今川氏真、掛川城を開城(「どうする家康」35)
今川氏真が掛川城に入城したのが永禄11年12月15日でした。そして、掛川城を開城したのは永禄12年5月15日でした。この5か月間、氏真は徳川家康の攻撃に頑強に抵抗しました。
その攻防について詳しく書いてあるのが『静岡県史』・『徳川家康と武田信玄』(平山優著)でしたので、それらを参考に、その攻防戦について書いてみます。
氏真が12月15日に掛川城に入城すると遠江北部の堀江城の大沢基胤や犬居城の天野藤秀らは自分の籠る城を堅く守る旨と伝え送ってきました。また、小田原の北条氏康も援軍を海路にて掛川城に送ってきました。
これに対して家康は、21日、酒井忠次・石川数正等を掛川に向かわせ、28日には、家康自身も出陣し不入斗(いりやまず)に布陣し、掛川城周辺に付城を築きました。
そして、永禄12年(1569)1月16日、徳川家康は、本格的に総攻撃に取りかかりました。「静岡県史」によれば、家康方は青田山の付城に小笠原長忠(氏助)の高天神衆、二藤山に岡崎衆番手、かな丸山に久野宗能一党が入り、それぞれ守備を固めました。翌17日には、家康自身が本隊を率いて、掛川天王山に陣を張りました。
そして、1月21日から23日にかけての掛川城外で戦いが起きましたが、この戦いは両軍の総力戦の様相を呈した激戦でした。21日、徳川方は、久野宗能の通報により、掛川城兵の攻撃を事前に察知し、22日夜、大須賀康高・大久保忠世・松平忠次・本多康重・松平家忠らが今川勢を迎え撃ちました。そして23日の掛川天王山における戦いで、今川方に多数戦死者を出しました。しかし、戦況は膠着状態となり、掛川城が落城する気配はありませんでした。
3月4日、家康は再度掛川に出陣し、翌日、本多忠勝・松平伊忠が先陣を勤め、掛川城に攻撃を開始し、掛川城からは朝比奈泰朝・三浦監物らが応戦し、この戦いで今川方の兵100余人が戦死し、徳川方の戦死も60余人あったといいます。
また、今川方の堀江城の大沢基胤は掛川城と連携をとりながら頑強に抵抗し、浜名湖北部の堀川城には土豪たちが籠城し徳川方に抵抗していました。
4月になるとようやく堀川城を落城させられたものの、堀江城は孤立しつつも引き続き頑強に抵抗を続けました。
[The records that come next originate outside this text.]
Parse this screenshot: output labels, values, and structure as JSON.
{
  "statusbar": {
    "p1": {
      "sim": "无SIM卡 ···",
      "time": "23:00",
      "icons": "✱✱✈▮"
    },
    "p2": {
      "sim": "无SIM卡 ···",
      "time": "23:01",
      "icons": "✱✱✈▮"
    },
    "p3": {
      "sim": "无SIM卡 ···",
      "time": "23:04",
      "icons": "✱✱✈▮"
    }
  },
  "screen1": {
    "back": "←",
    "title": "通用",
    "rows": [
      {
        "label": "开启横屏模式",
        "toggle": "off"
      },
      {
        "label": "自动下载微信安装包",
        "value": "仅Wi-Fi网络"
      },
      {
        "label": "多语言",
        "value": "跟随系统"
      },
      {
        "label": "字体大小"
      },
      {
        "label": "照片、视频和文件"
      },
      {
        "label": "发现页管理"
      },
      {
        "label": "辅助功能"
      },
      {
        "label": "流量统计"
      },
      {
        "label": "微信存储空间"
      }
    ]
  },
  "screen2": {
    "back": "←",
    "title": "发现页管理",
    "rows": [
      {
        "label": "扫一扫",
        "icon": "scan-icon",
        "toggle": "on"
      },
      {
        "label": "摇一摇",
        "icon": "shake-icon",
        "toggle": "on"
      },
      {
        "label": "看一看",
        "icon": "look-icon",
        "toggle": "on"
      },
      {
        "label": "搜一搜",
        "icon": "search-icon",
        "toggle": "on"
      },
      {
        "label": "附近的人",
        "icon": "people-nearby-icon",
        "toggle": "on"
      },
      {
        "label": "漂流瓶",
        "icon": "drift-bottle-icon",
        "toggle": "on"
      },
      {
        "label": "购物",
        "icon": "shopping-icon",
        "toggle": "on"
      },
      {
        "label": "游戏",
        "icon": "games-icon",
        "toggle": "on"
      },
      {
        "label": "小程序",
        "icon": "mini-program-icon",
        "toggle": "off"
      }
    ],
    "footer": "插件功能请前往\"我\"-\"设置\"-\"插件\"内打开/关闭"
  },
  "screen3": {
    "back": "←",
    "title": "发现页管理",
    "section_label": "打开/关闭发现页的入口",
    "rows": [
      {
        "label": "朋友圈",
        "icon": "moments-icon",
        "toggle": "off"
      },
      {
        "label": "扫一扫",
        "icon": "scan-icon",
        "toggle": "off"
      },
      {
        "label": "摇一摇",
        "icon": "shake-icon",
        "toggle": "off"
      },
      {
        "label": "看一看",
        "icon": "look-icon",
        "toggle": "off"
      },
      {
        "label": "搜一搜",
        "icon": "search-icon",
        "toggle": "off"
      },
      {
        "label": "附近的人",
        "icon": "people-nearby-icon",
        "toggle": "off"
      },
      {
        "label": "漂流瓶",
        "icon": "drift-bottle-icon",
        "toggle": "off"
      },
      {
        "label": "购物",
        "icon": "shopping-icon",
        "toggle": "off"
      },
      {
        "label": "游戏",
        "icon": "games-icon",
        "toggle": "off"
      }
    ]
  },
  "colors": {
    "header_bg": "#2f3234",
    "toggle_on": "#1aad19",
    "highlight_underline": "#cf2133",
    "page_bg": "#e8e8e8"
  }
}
家康は、予想以上の今川勢の抵抗にあい、力攻めだけでなく氏真との和睦、堀江城などの懐柔もさぐるようになり、3月8日、掛川城に対して、使者を遣わし、和睦交渉を開始しています。「家康は、氏真に、自分が遠江国を取らなければ信玄が必ず取ること、掛川城さらに遠江国を渡すことを条件に和睦が成立したならば、伊豆国三島に在陣中の北条氏政へ使者を送って話し合い、徳川と北条氏とが二方から、駿河中の武田軍を追い払って、駿府を氏真に返すことなどを伝えた。」(「静岡県史」より)といいます。
そして、抵抗を続けた堀江城の大沢基胤は、掛川城の氏真の許可を得たのち、降伏する旨を徳川方に伝え、4月12日には、酒井忠次・石川数正が起請文を送り、堀江城への在城を認め、知行を安堵しました。これにより、
こうした和睦・懐柔工作が成功して、5月6日、氏真は、ついに五か月にわたり籠城を続けた掛川城を開城し、家康に城を明け渡すことになりました。そして、氏真は、5月15日に掛川城を開城しました。
こうした掛川城開城にいたる経緯から、「どうする家康」の家康が直接氏真と交渉する場面は、創作であることがおわかりになると思います。
そして、氏真は、早川殿の父北条氏康から派遣された迎えの兵に守られ海路で小田原に向け出発し、5月17日には早川殿とともに無事北条氏政が在城している蒲原に到着しています。そして、5月23日、氏真は、氏政の子国王丸(のちの北条氏直))を養子とし駿河国の実質的支配を氏政に譲りました。ここに駿遠の覇者今川氏は実質的に滅亡しました。